Creo yo, y lo confieso humildemente, que en esto de la medicina hemos
equivocado el camino olvidándonos que la fe mueve montañas y haciendo del
médico un funcionario que cumple científicamente su cometido —con toda
honradez, ya que de esto no dudo— pero que se olvida a veces de que su ciencia
tiene mucho de arte y aun de liturgia. Hay algo que los grandes médicos
confiesan y es que el enfermo tiene que tener deseos de curarse, porque si no,
no vale ningún tratamiento, ya que si un enfermo, como en el caso del cuento
del gallego, se empeña en “me morro, me morro”, se morirá aun sin tener
enfermedad alguna. ¿Qué pasa entonces? Pues, a mi juicio, pasa lo que he oído
decir a algún médico: que al enfermo hay que ilusionarle en su curación,
recurriendo a lo que sea para ello —aun a vestirse un gorro de nigromante—
porque la propia Naturaleza tiene antídotos para hacer frente a cualquier enfermedad
que se presente.
No quiero defender a los curanderos, pero con ellos ha llegado un poco
“la vuelta de los brujos” que la ciencia pura había desterrado y que no debió
desterrar del todo.
¿Por qué “curan” o alivian los curanderos?, habría que preguntare y la
respuesta tendría que estar en la nebulosa esa que va desde la fe del paciente
en el “poder” del “saludador” visitado, hasta el propio deseo del enfermo de
estar bueno.
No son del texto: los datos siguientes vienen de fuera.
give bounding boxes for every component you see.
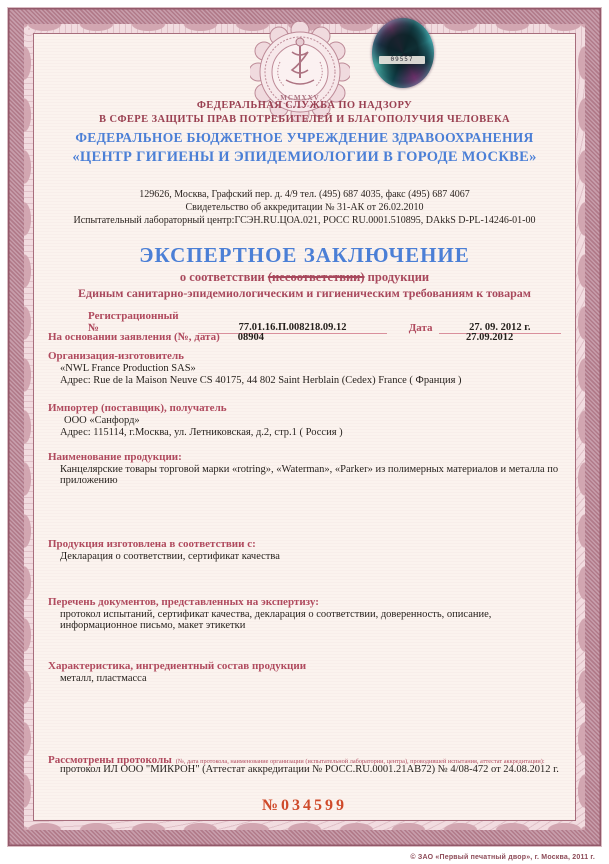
document-title: ЭКСПЕРТНОЕ ЗАКЛЮЧЕНИЕ [139,243,470,267]
composition-label: Характеристика, ингредиентный состав продукции [48,660,307,672]
blank-serial-number: №034599 [261,797,348,814]
application-number-value: 08904 [237,332,265,343]
date-label: Дата [408,322,433,334]
subtitle-prefix: о соответствии [179,270,268,284]
importer-address: Адрес: 115114, г.Москва, ул. Летниковская, д.2, стр.1 ( Россия ) [60,427,343,438]
application-date-value: 27.09.2012 [466,332,514,343]
manufacturer-address: Адрес: Rue de la Maison Neuve CS 40175, 44 802 Saint Herblain (Cedex) France ( Франция ) [60,375,462,386]
manufacturer-name: «NWL France Production SAS» [60,363,196,374]
subtitle-struck-word: (несоответствии) [267,270,365,284]
documents-list-value: протокол испытаний, сертификат качества, декларация о соответствии, доверенность, описание, информационное письмо, макет этикетки [60,609,492,631]
manufacturer-label: Организация-изготовитель [48,350,184,362]
hologram-serial: 09557 [379,56,425,64]
date-value: 27. 09. 2012 г. [439,322,561,334]
subtitle-suffix: продукции [364,270,430,284]
hologram-sticker [372,18,434,88]
registration-number-value: 77.01.16.П.008218.09.12 [198,322,386,334]
accreditation-certificate: Свидетельство об аккредитации № 31-АК от 26.02.2010 [185,202,424,213]
agency-name-line1: ФЕДЕРАЛЬНАЯ СЛУЖБА ПО НАДЗОРУ [196,100,413,111]
importer-name: ООО «Санфорд» [64,415,140,426]
product-name-value: Канцелярские товары торговой марки «rotring», «Waterman», «Parker» из полимерных материалов и металла по приложению [60,464,559,486]
registration-number-label: Регистрационный № [88,310,179,334]
protocols-label: Рассмотрены протоколы [48,754,172,766]
document-subtitle [48,270,561,285]
composition-value: металл, пластмасса [60,673,147,684]
protocols-label-note: (№, дата протокола, наименование организации (испытательной лаборатории, центра), проводившей испытания, аттестат аккредитации): [175,758,545,765]
application-row [48,331,561,343]
conformity-label: Продукция изготовлена в соответствии с: [48,538,256,550]
importer-label: Импортер (поставщик), получатель [48,402,227,414]
document-subtitle-line2: Единым санитарно-эпидемиологическим и гигиеническим требованиям к товарам [78,286,531,300]
product-name-label: Наименование продукции: [48,451,182,463]
institution-name-line1: ФЕДЕРАЛЬНОЕ БЮДЖЕТНОЕ УЧРЕЖДЕНИЕ ЗДРАВООХРАНЕНИЯ [75,130,534,145]
application-label: На основании заявления (№, дата) [48,331,220,343]
agency-name-line2: В СФЕРЕ ЗАЩИТЫ ПРАВ ПОТРЕБИТЕЛЕЙ И БЛАГОПОЛУЧИЯ ЧЕЛОВЕКА [99,114,510,125]
printer-copyright: © ЗАО «Первый печатный двор», г. Москва, 2011 г. [410,854,595,861]
institution-address: 129626, Москва, Графский пер. д. 4/9 тел. (495) 687 4035, факс (495) 687 4067 [139,189,470,200]
protocols-value: протокол ИЛ ООО "МИКРОН" (Аттестат аккредитации № РОСС.RU.0001.21АВ72) № 4/08-472 от 24.08.2012 г. [60,764,559,775]
documents-list-label: Перечень документов, представленных на экспертизу: [48,596,319,608]
conformity-value: Декларация о соответствии, сертификат качества [60,551,280,562]
seal-motto: MCMXXV [280,94,320,102]
institution-name-line2: «ЦЕНТР ГИГИЕНЫ И ЭПИДЕМИОЛОГИИ В ГОРОДЕ МОСКВЕ» [72,149,537,165]
lab-center-accreditations: Испытательный лабораторный центр:ГСЭН.RU.ЦОА.021, РОСС RU.0001.510895, DAkkS D-PL-14246-01-00 [73,215,536,226]
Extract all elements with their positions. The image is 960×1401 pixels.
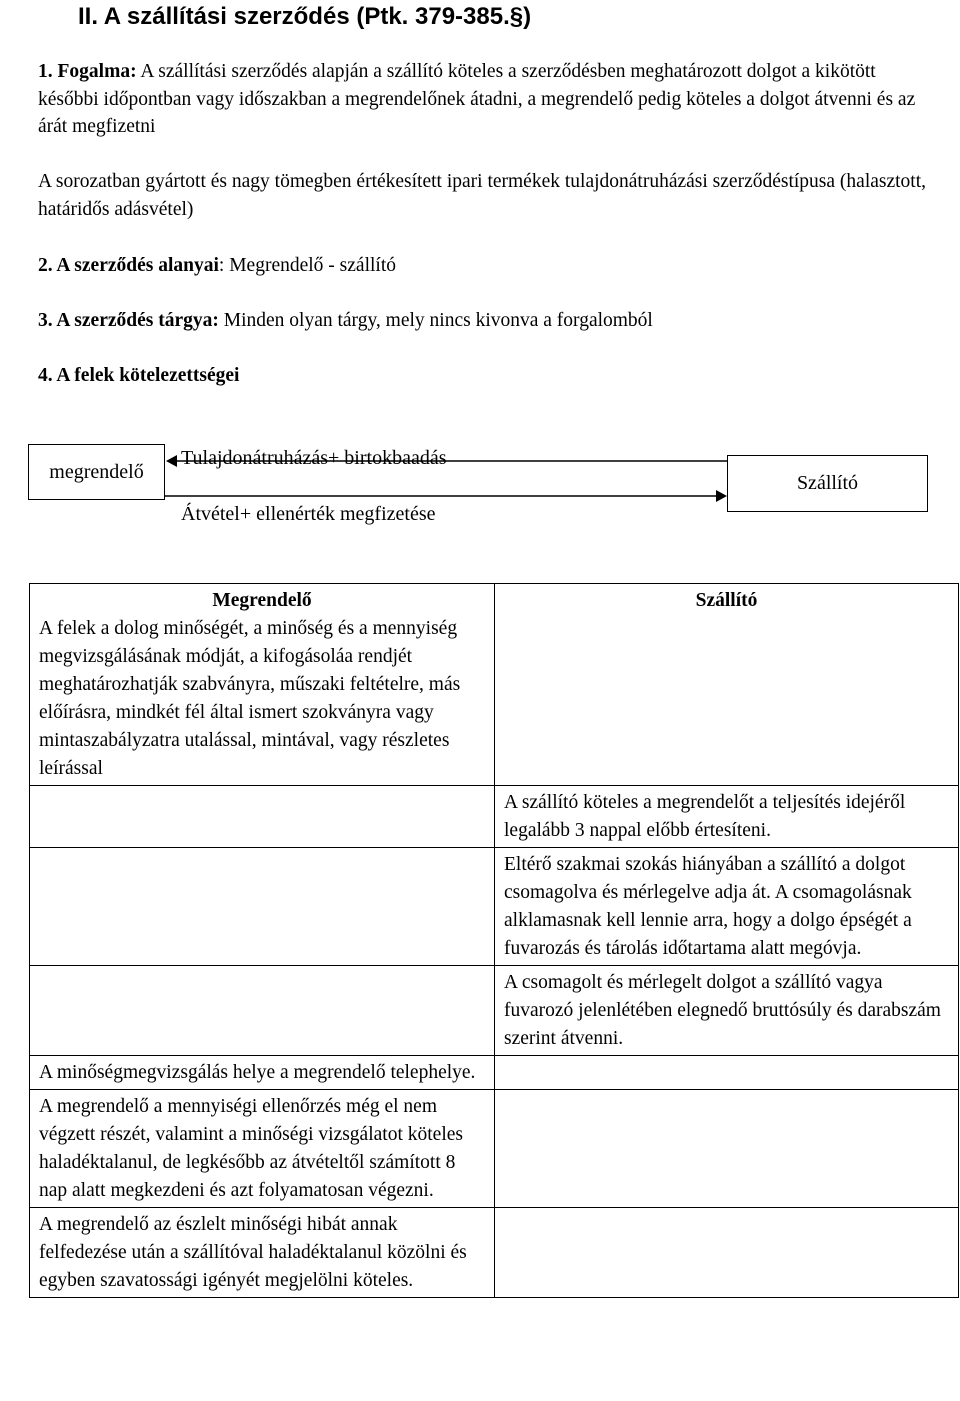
table-row	[30, 1056, 959, 1090]
subject-text: Minden olyan tárgy, mely nincs kivonva a forgalomból	[218, 310, 653, 331]
szallito-label: Szállító	[796, 472, 859, 494]
table-cell-left	[30, 848, 495, 966]
table-cell-right: A csomagolt és mérlegelt dolgot a szállító vagya fuvarozó jelenlétében elegnedő bruttósúly és darabszám szerint átvenni.	[495, 966, 959, 1056]
obligations-heading: 4. A felek kötelezettségei	[38, 365, 240, 386]
table-row	[30, 1090, 959, 1208]
bottom-arrow-label: Átvétel+ ellenérték megfizetése	[181, 503, 436, 525]
table-cell-left	[30, 786, 495, 848]
parties-text: : Megrendelő - szállító	[218, 255, 396, 276]
table-cell-right: A szállító köteles a megrendelőt a teljesítés idejéről legalább 3 nappal előbb értesíteni.	[495, 786, 959, 848]
cell-text: A felek a dolog minőségét, a minőség és a mennyiség megvizsgálásának módját, a kifogásoláa rendjét meghatározhatják szabványra, műszaki feltételre, más előírásra, mindkét fél által ismert szokványra vagy mintaszabályzatra utalással, mintával, vagy részletes leírással	[39, 618, 461, 779]
table-row	[30, 584, 959, 786]
table-cell-right	[495, 584, 959, 786]
table-row	[30, 786, 959, 848]
table-cell-left: A minőségmegvizsgálás helye a megrendelő telephelye.	[30, 1056, 495, 1090]
table-cell-left	[30, 584, 495, 786]
table-cell-right	[495, 1056, 959, 1090]
obligation-arrows	[0, 440, 960, 510]
table-cell-right: Eltérő szakmai szokás hiányában a szállító a dolgot csomagolva és mérlegelve adja át. A csomagolásnak alklamasnak kell lennie arra, hogy a dolgo épségét a fuvarozás és tárolás időtartama alatt megóvja.	[495, 848, 959, 966]
parties-paragraph	[38, 252, 938, 280]
left-arrowhead	[166, 455, 177, 467]
subject-paragraph	[38, 307, 938, 335]
table-row	[30, 966, 959, 1056]
top-arrow-label: Tulajdonátruházás+ birtokbaadás	[181, 447, 447, 469]
table-cell-right	[495, 1090, 959, 1208]
column-header-megrendelo: Megrendelő	[212, 590, 312, 611]
column-header-szallito: Szállító	[695, 590, 758, 611]
page-title: II. A szállítási szerződés (Ptk. 379-385.§)	[78, 3, 532, 30]
table-cell-right	[495, 1208, 959, 1298]
table-cell-left: A megrendelő az észlelt minőségi hibát annak felfedezése után a szállítóval haladéktalanul közölni és egyben szavatossági igényét megjelölni köteles.	[30, 1208, 495, 1298]
parties-label: 2. A szerződés alanyai	[38, 255, 219, 276]
definition-label: 1. Fogalma:	[38, 61, 137, 82]
right-arrowhead	[716, 490, 727, 502]
obligations-table	[29, 583, 959, 1298]
table-cell-left: A megrendelő a mennyiségi ellenőrzés még el nem végzett részét, valamint a minőségi vizsgálatot köteles haladéktalanul, de legkésőbb az átvételtől számított 8 nap alatt megkezdeni és azt folyamatosan végezni.	[30, 1090, 495, 1208]
type-note-paragraph: A sorozatban gyártott és nagy tömegben értékesített ipari termékek tulajdonátruházási szerződéstípusa (halasztott, határidős adásvétel)	[38, 171, 927, 220]
table-row	[30, 1208, 959, 1298]
table-row	[30, 848, 959, 966]
table-cell-left	[30, 966, 495, 1056]
definition-text: A szállítási szerződés alapján a szállító köteles a szerződésben meghatározott dolgot a kikötött későbbi időpontban vagy időszakban a megrendelőnek átadni, a megrendelő pedig köteles a dolgot átvenni és az árát megfizetni	[38, 61, 916, 137]
definition-paragraph	[38, 58, 938, 141]
subject-label: 3. A szerződés tárgya:	[38, 310, 219, 331]
megrendelo-label: megrendelő	[49, 460, 144, 483]
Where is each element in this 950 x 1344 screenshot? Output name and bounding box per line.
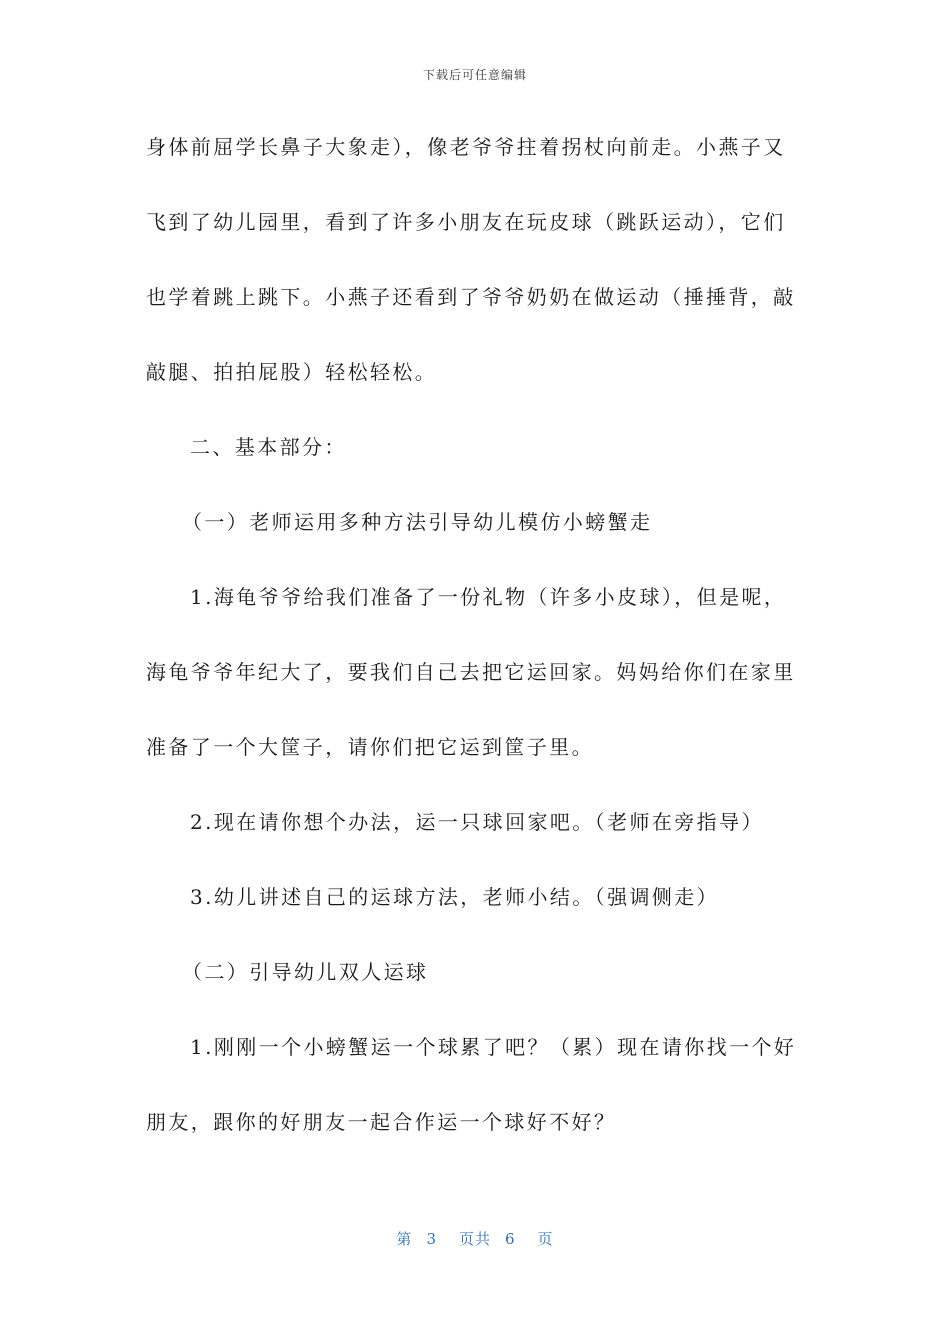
paragraph-line: 1.刚刚一个小螃蟹运一个球累了吧？（累）现在请你找一个好 — [190, 1035, 797, 1059]
header-note: 下载后可任意编辑 — [422, 68, 527, 82]
paragraph-line: 海龟爷爷年纪大了，要我们自己去把它运回家。妈妈给你们在家里 — [146, 660, 796, 684]
total-pages-number: 6 — [505, 1230, 516, 1248]
paragraph-line: 敲腿、拍拍屁股）轻松轻松。 — [146, 360, 438, 384]
paragraph-line: 身体前屈学长鼻子大象走），像老爷爷拄着拐杖向前走。小燕子又 — [146, 135, 786, 159]
footer-prefix: 第 — [396, 1230, 413, 1248]
paragraph-line: 也学着跳上跳下。小燕子还看到了爷爷奶奶在做运动（捶捶背，敲 — [146, 285, 796, 309]
document-body — [146, 127, 797, 1177]
paragraph-line: 3.幼儿讲述自己的运球方法，老师小结。（强调侧走） — [190, 885, 720, 909]
paragraph-line: 1.海龟爷爷给我们准备了一份礼物（许多小皮球），但是呢， — [190, 585, 787, 609]
current-page-number: 3 — [426, 1230, 437, 1248]
paragraph-line: 准备了一个大筐子，请你们把它运到筐子里。 — [146, 735, 594, 759]
section-heading: 二、基本部分： — [190, 435, 347, 459]
footer-suffix: 页 — [537, 1230, 554, 1248]
paragraph-line: 2.现在请你想个办法，运一只球回家吧。（老师在旁指导） — [190, 810, 764, 834]
paragraph-line: 朋友，跟你的好朋友一起合作运一个球好不好？ — [146, 1110, 617, 1134]
subsection-heading: （一）老师运用多种方法引导幼儿模仿小螃蟹走 — [182, 510, 653, 534]
subsection-heading: （二）引导幼儿双人运球 — [182, 960, 429, 984]
footer-middle: 页共 — [458, 1230, 491, 1248]
paragraph-line: 飞到了幼儿园里，看到了许多小朋友在玩皮球（跳跃运动），它们 — [146, 210, 786, 234]
page-footer — [0, 1228, 950, 1249]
Desde la suficiencia de la
ciencia médica de hoy, causa asombro el leer las espectaculares curas que
hacían los galenos del medievo, a los propios reyes (hay que pensar que fueran
los reyes los que mejores médicos tenían), a base de lavativas, purgas,
sangrías o sanguijuelas, alcanzando muchos de estos galenos fama y honores a
cuenta de sus curas.
Los médicos rurales y los antiguos médicos familiares sabían mucho de
esto, y es lástima que sus figuras —más de amigos y confidentes– se haya ido
deteriorando, para caer ahora en que hace falta un contacto personal e
ilusionado entre médico y paciente. No se trata de atacar lo científico de la
medicina, pero sigue estando en vigor que “hay que vestir el muñeco”, y no digo
yo que el médico tenga que echarte las cartas, ni mirar las manchas de aceite,
o hacer invocaciones, como los curanderos; pero no desterrar del todo lo que
ayude a ilusionar al paciente… Porque los humanos somos así y puestos a elegir,
a lo mejor elegimos a los curanderos, porque, oiga, algo habrá cuando éstos
tienen hasta colas en sus “consultas”.